Is it easy to set up?

----------

## pilla

It's not very hard... you need  to:

1) setup a new user for nessus  -- "nessus-adduser"

2) run "nessud" as root

3) run "nessus" (the GUI) as normal user and then login in as the user you added in (1)

4)choose the options you want to scan

5)choose the hosts you want to scan (Target Selection)

6) Run!

(I hope I haven't forgotten something importat...)

 *Zu` wrote:*   

>  *Bloody Bastard wrote:*   nessus is a good tool to find vulnerabilities in your system. It scans your ports and generates reports about vulnerabilities and proposes some remedies, sometimes =) 
> 
> Is it easy to set up?

 

----------

## nitro322

 *Bloody Bastard wrote:*   

> 1) setup a new user for nessus  -- "nessus-adduser"
> 
> 2) run "nessud" as root
> 
> 3) run "nessus" (the GUI) as normal user and then login in as the user you added in (1)
> ...

 

You'll also probably have to run nessus-mkcert to create a certificate.  Also, you'll probably want to start it with 'nessusd -D' instead, so it gets forked to the background.

----------

## Zu`

 *Bloody Bastard wrote:*   

> It's not very hard... you need  to:
> 
> 1) setup a new user for nessus  -- "nessus-adduser"
> 
> 2) run "nessud" as root
> ...

 

Thanks, I'll try it out.

----------

## TuxFriend

 *rajendra82 wrote:*   

>  ICMP port is shown as open

 

change RFC_1122_COMPLIANT="yes" to RFC_1122_COMPLIANT="no"

TuxFriend

----------

## network

How exactly does not sending ICMP echo-requests and port-unreach packets back qualify as being more secure?  IMO these scanning website are giving new firewall users misleading information.  By default NO services are availalble to external machines, though yes, the firewall does send icmp-port-unreach packets (telling the connecting host that the port is not available...) as per internet standards.

I invite insightful responses.

Scott Bartlett

Projectfiles.com Linux Firewall Maintainer

----------

## mglauche

filtering icmp in gereral is a bad idea (but it seems popular along novice firewall users)

icmp is good for a various things from admin-usage (does that host work ?) to Congestion-Controll-Messages (ECN, Excpicit Congestion Notify, can be send by a router(!) to sender, much better behaviour during congestion !)

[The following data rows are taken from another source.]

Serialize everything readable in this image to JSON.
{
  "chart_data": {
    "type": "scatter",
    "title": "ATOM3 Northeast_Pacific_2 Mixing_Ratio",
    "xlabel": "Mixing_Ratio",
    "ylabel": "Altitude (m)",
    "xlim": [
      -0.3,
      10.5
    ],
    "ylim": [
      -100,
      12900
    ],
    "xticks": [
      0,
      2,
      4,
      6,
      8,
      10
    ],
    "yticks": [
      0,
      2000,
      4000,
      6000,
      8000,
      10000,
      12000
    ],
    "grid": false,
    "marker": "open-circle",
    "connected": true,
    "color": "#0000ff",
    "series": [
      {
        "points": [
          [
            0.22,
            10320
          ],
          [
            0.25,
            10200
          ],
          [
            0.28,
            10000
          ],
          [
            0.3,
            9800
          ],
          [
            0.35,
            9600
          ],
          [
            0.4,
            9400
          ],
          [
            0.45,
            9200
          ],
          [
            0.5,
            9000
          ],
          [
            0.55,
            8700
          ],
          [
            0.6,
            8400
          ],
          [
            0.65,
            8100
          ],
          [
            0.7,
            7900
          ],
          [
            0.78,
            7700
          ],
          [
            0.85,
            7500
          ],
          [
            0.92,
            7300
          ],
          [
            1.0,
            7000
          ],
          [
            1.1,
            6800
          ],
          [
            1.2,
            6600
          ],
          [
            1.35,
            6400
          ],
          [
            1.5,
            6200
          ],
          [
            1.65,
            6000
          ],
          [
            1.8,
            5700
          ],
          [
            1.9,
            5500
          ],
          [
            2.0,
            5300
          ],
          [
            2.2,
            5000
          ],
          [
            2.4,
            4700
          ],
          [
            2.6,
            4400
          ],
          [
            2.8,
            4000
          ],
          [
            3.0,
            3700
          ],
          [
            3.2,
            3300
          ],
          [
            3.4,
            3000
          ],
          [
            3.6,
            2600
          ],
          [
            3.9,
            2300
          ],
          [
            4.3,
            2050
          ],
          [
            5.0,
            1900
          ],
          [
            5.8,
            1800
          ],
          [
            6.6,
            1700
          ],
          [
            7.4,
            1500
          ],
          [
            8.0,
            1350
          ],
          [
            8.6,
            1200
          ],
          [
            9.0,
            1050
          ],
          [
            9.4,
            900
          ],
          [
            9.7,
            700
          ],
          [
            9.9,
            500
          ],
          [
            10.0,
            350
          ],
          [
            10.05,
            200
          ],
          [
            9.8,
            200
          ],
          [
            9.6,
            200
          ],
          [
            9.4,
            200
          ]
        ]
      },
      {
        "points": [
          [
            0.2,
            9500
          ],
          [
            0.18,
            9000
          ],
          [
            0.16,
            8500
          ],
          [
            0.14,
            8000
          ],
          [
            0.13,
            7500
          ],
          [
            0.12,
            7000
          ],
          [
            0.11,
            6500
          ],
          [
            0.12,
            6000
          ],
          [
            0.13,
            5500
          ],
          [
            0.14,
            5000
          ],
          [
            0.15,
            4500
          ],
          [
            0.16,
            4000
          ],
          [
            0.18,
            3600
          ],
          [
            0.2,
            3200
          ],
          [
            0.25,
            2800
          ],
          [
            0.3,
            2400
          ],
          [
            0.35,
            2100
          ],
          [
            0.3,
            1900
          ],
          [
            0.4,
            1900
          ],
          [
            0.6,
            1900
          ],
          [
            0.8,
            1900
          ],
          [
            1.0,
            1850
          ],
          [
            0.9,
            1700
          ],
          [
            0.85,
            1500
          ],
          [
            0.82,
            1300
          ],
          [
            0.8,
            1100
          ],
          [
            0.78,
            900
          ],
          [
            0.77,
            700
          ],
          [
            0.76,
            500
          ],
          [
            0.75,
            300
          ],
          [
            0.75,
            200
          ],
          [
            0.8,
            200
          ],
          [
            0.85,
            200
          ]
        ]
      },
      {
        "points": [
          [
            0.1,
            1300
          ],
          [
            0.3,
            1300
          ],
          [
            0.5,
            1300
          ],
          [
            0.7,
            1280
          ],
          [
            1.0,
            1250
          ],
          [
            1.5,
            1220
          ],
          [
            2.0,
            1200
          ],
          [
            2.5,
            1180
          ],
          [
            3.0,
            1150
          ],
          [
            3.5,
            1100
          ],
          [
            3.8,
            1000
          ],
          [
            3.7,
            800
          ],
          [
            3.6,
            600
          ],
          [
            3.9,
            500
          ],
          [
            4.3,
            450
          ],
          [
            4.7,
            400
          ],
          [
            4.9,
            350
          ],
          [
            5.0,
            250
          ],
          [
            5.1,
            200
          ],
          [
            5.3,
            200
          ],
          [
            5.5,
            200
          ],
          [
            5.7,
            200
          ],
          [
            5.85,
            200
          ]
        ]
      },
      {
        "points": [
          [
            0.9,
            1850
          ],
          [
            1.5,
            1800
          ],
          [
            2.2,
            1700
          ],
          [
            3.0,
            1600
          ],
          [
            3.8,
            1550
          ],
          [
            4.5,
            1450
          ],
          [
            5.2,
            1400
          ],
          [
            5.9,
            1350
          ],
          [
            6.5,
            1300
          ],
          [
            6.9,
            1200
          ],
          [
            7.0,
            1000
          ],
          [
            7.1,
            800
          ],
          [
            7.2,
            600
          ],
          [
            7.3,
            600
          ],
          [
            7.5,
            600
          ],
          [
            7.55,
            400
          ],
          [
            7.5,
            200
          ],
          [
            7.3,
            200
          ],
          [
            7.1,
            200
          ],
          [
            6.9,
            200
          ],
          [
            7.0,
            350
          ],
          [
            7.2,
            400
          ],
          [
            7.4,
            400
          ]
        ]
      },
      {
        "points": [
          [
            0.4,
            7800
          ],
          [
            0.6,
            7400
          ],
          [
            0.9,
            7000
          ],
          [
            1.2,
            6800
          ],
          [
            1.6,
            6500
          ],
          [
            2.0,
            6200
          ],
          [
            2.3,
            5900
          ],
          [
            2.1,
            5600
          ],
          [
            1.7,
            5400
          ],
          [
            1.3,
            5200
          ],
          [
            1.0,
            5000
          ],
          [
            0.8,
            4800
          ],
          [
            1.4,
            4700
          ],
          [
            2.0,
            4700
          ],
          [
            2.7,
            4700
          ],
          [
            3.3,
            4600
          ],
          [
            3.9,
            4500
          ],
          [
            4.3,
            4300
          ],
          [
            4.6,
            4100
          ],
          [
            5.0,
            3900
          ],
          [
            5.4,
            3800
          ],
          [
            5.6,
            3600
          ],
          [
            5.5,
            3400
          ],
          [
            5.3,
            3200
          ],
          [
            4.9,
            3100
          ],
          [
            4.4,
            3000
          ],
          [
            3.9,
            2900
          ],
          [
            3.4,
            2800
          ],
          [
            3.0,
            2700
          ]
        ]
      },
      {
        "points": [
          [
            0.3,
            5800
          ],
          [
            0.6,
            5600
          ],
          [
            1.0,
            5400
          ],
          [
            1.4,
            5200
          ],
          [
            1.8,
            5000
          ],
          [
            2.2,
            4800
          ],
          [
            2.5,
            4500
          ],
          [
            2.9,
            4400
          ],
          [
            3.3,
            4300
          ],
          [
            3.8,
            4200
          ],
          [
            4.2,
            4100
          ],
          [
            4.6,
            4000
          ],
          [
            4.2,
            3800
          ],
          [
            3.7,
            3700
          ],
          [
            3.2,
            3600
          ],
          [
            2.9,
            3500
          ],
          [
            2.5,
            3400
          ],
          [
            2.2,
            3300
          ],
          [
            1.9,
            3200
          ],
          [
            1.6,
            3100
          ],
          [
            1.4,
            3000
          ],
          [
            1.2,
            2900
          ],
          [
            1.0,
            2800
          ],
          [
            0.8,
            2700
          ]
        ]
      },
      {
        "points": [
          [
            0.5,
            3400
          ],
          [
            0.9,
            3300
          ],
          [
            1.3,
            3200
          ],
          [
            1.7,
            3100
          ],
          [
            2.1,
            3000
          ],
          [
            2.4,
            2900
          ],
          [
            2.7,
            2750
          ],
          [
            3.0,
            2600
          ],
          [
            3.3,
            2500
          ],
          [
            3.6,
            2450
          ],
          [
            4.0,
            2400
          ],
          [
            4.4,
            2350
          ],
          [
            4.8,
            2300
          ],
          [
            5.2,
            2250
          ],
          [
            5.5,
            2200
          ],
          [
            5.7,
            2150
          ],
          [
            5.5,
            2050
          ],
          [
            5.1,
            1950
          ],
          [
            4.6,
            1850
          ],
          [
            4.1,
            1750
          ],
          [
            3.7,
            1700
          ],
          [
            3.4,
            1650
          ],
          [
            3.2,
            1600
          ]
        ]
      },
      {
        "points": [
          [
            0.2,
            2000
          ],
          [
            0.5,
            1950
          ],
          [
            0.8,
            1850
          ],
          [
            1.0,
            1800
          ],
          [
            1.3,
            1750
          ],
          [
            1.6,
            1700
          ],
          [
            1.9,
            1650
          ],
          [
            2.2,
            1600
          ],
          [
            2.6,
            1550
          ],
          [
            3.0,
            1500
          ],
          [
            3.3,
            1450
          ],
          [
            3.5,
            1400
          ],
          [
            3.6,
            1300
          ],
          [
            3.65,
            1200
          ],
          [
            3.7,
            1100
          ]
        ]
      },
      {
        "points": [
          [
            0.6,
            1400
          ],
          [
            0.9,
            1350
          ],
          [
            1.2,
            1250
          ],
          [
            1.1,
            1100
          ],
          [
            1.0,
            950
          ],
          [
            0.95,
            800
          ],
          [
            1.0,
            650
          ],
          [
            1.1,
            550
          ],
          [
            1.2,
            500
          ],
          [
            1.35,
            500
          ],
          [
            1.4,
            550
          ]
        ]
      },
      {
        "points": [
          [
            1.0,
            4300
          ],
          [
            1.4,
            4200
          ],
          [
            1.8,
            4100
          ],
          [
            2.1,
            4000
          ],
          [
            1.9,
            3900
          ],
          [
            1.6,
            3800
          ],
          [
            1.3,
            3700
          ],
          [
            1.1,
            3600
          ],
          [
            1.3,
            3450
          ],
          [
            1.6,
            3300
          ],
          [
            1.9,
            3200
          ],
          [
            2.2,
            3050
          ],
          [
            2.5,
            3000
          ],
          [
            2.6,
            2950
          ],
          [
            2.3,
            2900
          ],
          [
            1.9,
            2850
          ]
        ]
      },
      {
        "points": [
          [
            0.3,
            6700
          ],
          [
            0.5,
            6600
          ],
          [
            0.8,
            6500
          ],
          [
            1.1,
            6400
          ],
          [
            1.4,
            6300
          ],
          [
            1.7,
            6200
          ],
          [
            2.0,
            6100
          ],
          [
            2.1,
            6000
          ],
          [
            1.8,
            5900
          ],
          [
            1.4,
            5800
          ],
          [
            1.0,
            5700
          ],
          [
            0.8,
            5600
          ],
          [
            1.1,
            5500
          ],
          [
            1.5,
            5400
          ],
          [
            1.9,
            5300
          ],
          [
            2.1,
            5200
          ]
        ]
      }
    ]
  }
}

However .. limiting icmp messages is good  :Wink:  (also blocking unnormal large packets, etc) but does not help much if you are a end user ...  :Smile: 

----------

## TuxFriend

 *network wrote:*   

> How exactly does not sending ICMP echo-requests and port-unreach packets back qualify as being more secure? I invite insightful responses.

 

It's good to be able to use ping when you are the originator. I agree that letting ICMP trough the firewall isn't a huge security risk, however the best security is if unknown people don't know that your machine exist. The counterpart of security is functionality so I wonder what functionality do you want to provide to unknown people by letting them know that your machine exist? If you are not able to answer that question it's better to drop ICMP.

TuxFriend

----------